My response is that if God has not commanded us in the Bible to kill people – that is, the likes of murderers and kidnappers (let’s pass on the question of sexual deviants for now) – we incur guilt by killing them. It’s that simple. Nowhere in Scripture are we admonished to round up Jews, Gypsies, Jehovah’s Witnesses, or anyone else who otherwise respects their neighbors’ bodies and property and imprison them, let alone kill them. To do so is to disobey God to obey man – to proclaim Hitler as lord more loudly than by uttering the words. It would be better to suffer with the oppressed, as Corrie ten Boom’s family did. If our first priority is the spread of the gospel, it is to such as they – not to the thousands (I’m guessing here) of Calvinist Wehrmacht soldiers – we can point today as evidence that our God is good.

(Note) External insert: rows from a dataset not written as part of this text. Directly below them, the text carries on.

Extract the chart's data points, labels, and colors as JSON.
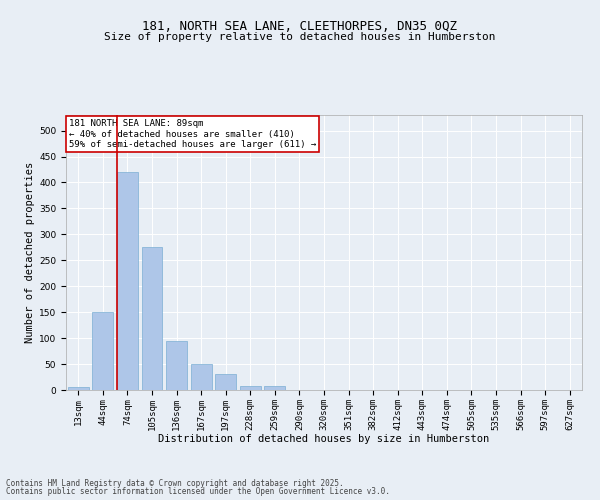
{
  "title1": "181, NORTH SEA LANE, CLEETHORPES, DN35 0QZ",
  "title2": "Size of property relative to detached houses in Humberston",
  "xlabel": "Distribution of detached houses by size in Humberston",
  "ylabel": "Number of detached properties",
  "categories": [
    "13sqm",
    "44sqm",
    "74sqm",
    "105sqm",
    "136sqm",
    "167sqm",
    "197sqm",
    "228sqm",
    "259sqm",
    "290sqm",
    "320sqm",
    "351sqm",
    "382sqm",
    "412sqm",
    "443sqm",
    "474sqm",
    "505sqm",
    "535sqm",
    "566sqm",
    "597sqm",
    "627sqm"
  ],
  "values": [
    5,
    150,
    420,
    275,
    95,
    50,
    30,
    8,
    8,
    0,
    0,
    0,
    0,
    0,
    0,
    0,
    0,
    0,
    0,
    0,
    0
  ],
  "bar_color": "#aec6e8",
  "bar_edge_color": "#7bafd4",
  "vline_x_index": 2,
  "vline_x_offset": -0.42,
  "vline_color": "#cc0000",
  "annotation_text": "181 NORTH SEA LANE: 89sqm\n← 40% of detached houses are smaller (410)\n59% of semi-detached houses are larger (611) →",
  "annotation_box_color": "#ffffff",
  "annotation_box_edge": "#cc0000",
  "ylim": [
    0,
    530
  ],
  "yticks": [
    0,
    50,
    100,
    150,
    200,
    250,
    300,
    350,
    400,
    450,
    500
  ],
  "bg_color": "#e8eef5",
  "plot_bg_color": "#e8eef5",
  "footer_line1": "Contains HM Land Registry data © Crown copyright and database right 2025.",
  "footer_line2": "Contains public sector information licensed under the Open Government Licence v3.0.",
  "title1_fontsize": 9,
  "title2_fontsize": 8,
  "tick_fontsize": 6.5,
  "xlabel_fontsize": 7.5,
  "ylabel_fontsize": 7.5,
  "annotation_fontsize": 6.5,
  "footer_fontsize": 5.5
}
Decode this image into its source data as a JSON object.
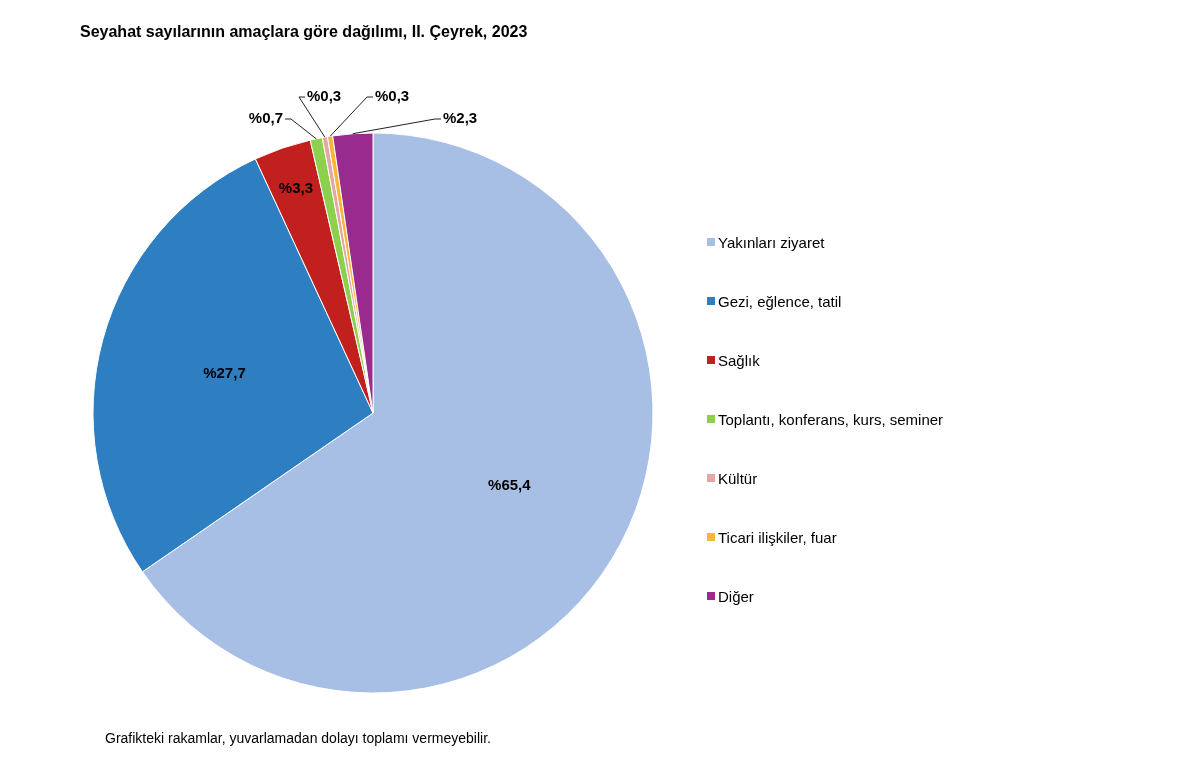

When it comes to today’s evangelical church in the US, to whom will our grandchildren point to support their claims that God is good? Will they point to the thousands of soldiers who put themselves at the beck and call of a man who called the Constitution he swore to uphold “a piece of g*dd*m paper”? Who appointed the Supreme Court Chief Justice who gave us ObamaCare? Who bailed out the richest people in the world at the expense of the rest of us? And another who arrogated to himself the task of killing his own subjects with no judicial oversight? Will they look back and be glad that today’s Calvinists not only followed the orders issued by these men but prayed for them as well (see Rom 1:32)?
Or will they wonder why there were so few Micaiahs and Jeremiahs who questioned the morality of the policies those men promoted and warned the church to stay away from them?